Nella serata di mercoledì scorso, dopo una serrata indagine, i Carabinieri della Stazione di San Massimo hanno arrestato un ventinovenne cingalese residente in città, ritenuto responsabile della rapina consumata ai danni del bar “Jully” di Via Catania.
Quello stesso pomeriggio, un giovane straniero si era presentato al bar e, brandendo un coltello, si era fatto consegnare 700 euro di incasso dalla titolare del locale, che aveva con sé il figlioletto di soli due mesi.

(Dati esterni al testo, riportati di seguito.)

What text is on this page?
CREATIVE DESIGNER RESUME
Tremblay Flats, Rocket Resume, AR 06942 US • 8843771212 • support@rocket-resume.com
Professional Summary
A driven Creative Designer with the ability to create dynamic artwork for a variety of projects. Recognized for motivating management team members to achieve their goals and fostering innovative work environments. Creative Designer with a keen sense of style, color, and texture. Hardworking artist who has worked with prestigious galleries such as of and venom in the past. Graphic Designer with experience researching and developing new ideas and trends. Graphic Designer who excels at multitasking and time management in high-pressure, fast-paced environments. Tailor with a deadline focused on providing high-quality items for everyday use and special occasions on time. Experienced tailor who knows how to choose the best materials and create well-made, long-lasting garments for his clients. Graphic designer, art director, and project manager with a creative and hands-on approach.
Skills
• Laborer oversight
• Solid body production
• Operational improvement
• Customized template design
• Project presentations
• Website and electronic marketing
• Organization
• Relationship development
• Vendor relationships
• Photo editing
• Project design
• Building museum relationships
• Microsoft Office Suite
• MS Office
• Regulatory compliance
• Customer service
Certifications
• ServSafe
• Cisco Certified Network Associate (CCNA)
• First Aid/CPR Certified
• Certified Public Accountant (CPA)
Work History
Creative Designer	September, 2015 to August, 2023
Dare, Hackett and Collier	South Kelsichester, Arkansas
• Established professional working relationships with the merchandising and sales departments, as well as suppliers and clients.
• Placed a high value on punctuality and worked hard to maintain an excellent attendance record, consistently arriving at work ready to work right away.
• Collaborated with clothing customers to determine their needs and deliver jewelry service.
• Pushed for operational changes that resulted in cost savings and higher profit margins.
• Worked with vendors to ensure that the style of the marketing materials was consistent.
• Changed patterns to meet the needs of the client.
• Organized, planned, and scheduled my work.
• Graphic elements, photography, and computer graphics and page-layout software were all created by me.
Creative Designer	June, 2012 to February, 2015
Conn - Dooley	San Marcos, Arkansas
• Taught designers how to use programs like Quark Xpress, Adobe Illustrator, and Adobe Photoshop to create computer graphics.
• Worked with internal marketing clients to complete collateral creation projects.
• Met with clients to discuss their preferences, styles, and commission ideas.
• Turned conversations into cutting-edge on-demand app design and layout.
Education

Immediato l’intervento sul posto dei Carabinieri di San Massimo, che dopo aver raccolto le preliminari dichiarazioni testimoniali, sono riusciti in breve tempo ad individuare il responsabile del reato.
Al momento della perquisizione domiciliare, lo straniero aveva ancora in tasca il coltello utilizzato per compiere il delitto e, dopo l’arresto, è stato tradotto presso la Casa Circondariale di Montorio a disposizione dell’Autorità Giudiziaria.
Si rappresenta, infine, che la misura è stata adottata d’iniziativa da parte del Comando procedente e che, per il principio della presunzione d’innocenza, la colpevolezza della persona sottoposta alle indagini in relazione alle attività in questione sarà definitivamente accertata solo ove intervenga sentenza irrevocabile di condanna o forme analoghe.